Southeastern North Carolina, a largely rural area, has seen a growing number of cartel-related drug busts, according to Drug Enforcement Administration agent Michael Franklin. Cartel operatives use the area’s growing Latino community as cover, according to the news report.

“While the majority of (Latino residents in the area) are hardworking people like anyone else, it’s an opportunity for the cartels to have their foot soldiers do their thing, too,” Franklin said.

The problem could grow bigger. According to the Justice Department’s National Drug Intelligence Center, Mexican cartels control distribution of most of the methamphetamine, heroin and marijuana coming into the country.

Mexican drug cartels operated in 1,286 U.S. cities in 2009 and 2010, more than five times the number in 2008, according to CNN.
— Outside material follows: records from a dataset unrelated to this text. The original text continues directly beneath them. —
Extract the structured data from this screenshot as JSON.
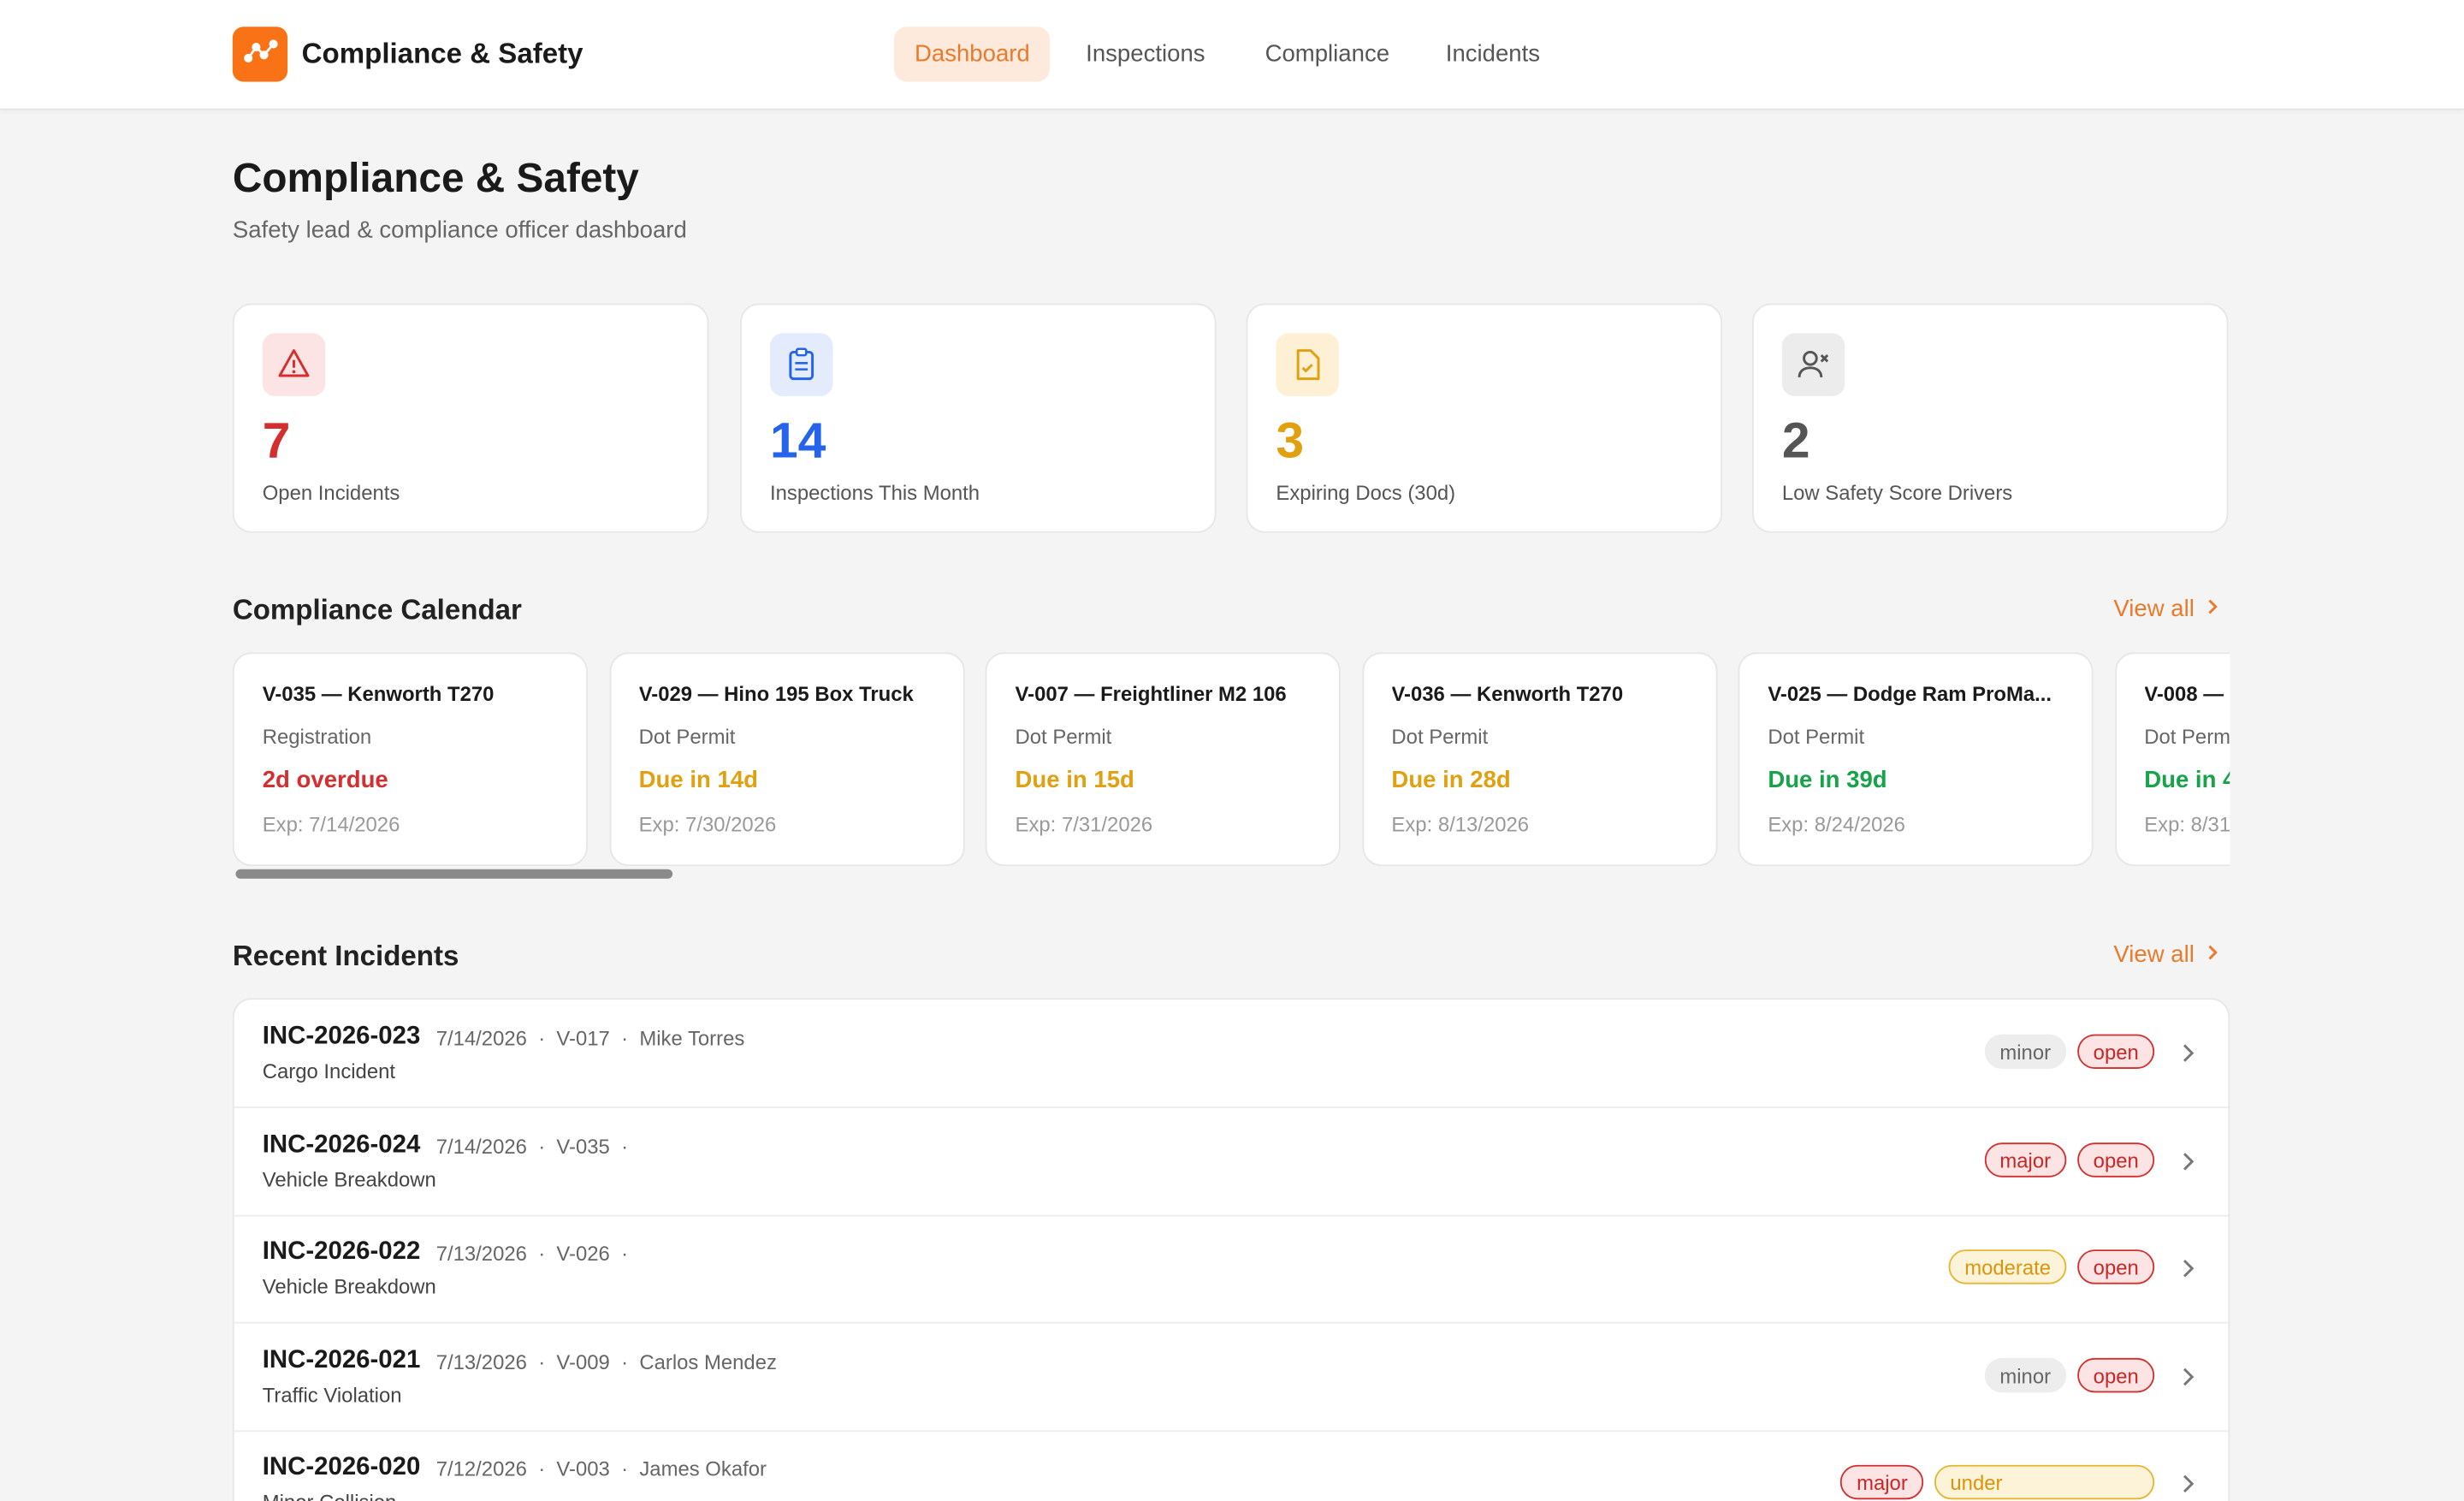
{
  "header": {
    "brand": "Compliance & Safety",
    "nav": [
      "Dashboard",
      "Inspections",
      "Compliance",
      "Incidents"
    ]
  },
  "page": {
    "title": "Compliance & Safety",
    "subtitle": "Safety lead & compliance officer dashboard"
  },
  "stats": [
    {
      "value": 7,
      "label": "Open Incidents"
    },
    {
      "value": 14,
      "label": "Inspections This Month"
    },
    {
      "value": 3,
      "label": "Expiring Docs (30d)"
    },
    {
      "value": 2,
      "label": "Low Safety Score Drivers"
    }
  ],
  "calendar": {
    "title": "Compliance Calendar",
    "view_all": "View all",
    "items": [
      {
        "vehicle": "V-035 — Kenworth T270",
        "doc": "Registration",
        "status": "2d overdue",
        "expires": "Exp: 7/14/2026"
      },
      {
        "vehicle": "V-029 — Hino 195 Box Truck",
        "doc": "Dot Permit",
        "status": "Due in 14d",
        "expires": "Exp: 7/30/2026"
      },
      {
        "vehicle": "V-007 — Freightliner M2 106",
        "doc": "Dot Permit",
        "status": "Due in 15d",
        "expires": "Exp: 7/31/2026"
      },
      {
        "vehicle": "V-036 — Kenworth T270",
        "doc": "Dot Permit",
        "status": "Due in 28d",
        "expires": "Exp: 8/13/2026"
      },
      {
        "vehicle": "V-025 — Dodge Ram ProMa...",
        "doc": "Dot Permit",
        "status": "Due in 39d",
        "expires": "Exp: 8/24/2026"
      },
      {
        "vehicle": "V-008 —",
        "doc": "Dot Perm",
        "status": "Due in 4",
        "expires": "Exp: 8/31"
      }
    ]
  },
  "incidents": {
    "title": "Recent Incidents",
    "view_all": "View all",
    "rows": [
      {
        "id": "INC-2026-023",
        "date": "7/14/2026",
        "vehicle": "V-017",
        "driver": "Mike Torres",
        "type": "Cargo Incident",
        "severity": "minor",
        "status": "open"
      },
      {
        "id": "INC-2026-024",
        "date": "7/14/2026",
        "vehicle": "V-035",
        "type": "Vehicle Breakdown",
        "severity": "major",
        "status": "open"
      },
      {
        "id": "INC-2026-022",
        "date": "7/13/2026",
        "vehicle": "V-026",
        "type": "Vehicle Breakdown",
        "severity": "moderate",
        "status": "open"
      },
      {
        "id": "INC-2026-021",
        "date": "7/13/2026",
        "vehicle": "V-009",
        "driver": "Carlos Mendez",
        "type": "Traffic Violation",
        "severity": "minor",
        "status": "open"
      },
      {
        "id": "INC-2026-020",
        "date": "7/12/2026",
        "vehicle": "V-003",
        "driver": "James Okafor",
        "type": "Minor Collision",
        "severity": "major",
        "status": "under"
      }
    ]
  }
}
Quantities of meth being moved north from Mexico into the United States are increasing. Last year, U.S. agents brought in 20,000 pounds of meth on the southwest border, double the amount seized in 2008. Agents say street prices for meth are either staying flat or decreasing, a sign that there is an abundant supply.

The United States passed the Combat Methamphetamine Epidemic Act in 2005, which made it more difficult for meth makers to obtain the cold medicine ingredients pseudoephedrine and ephedrine that are used to make meth. While U.S. production of the drug decreased, Mexican production soared.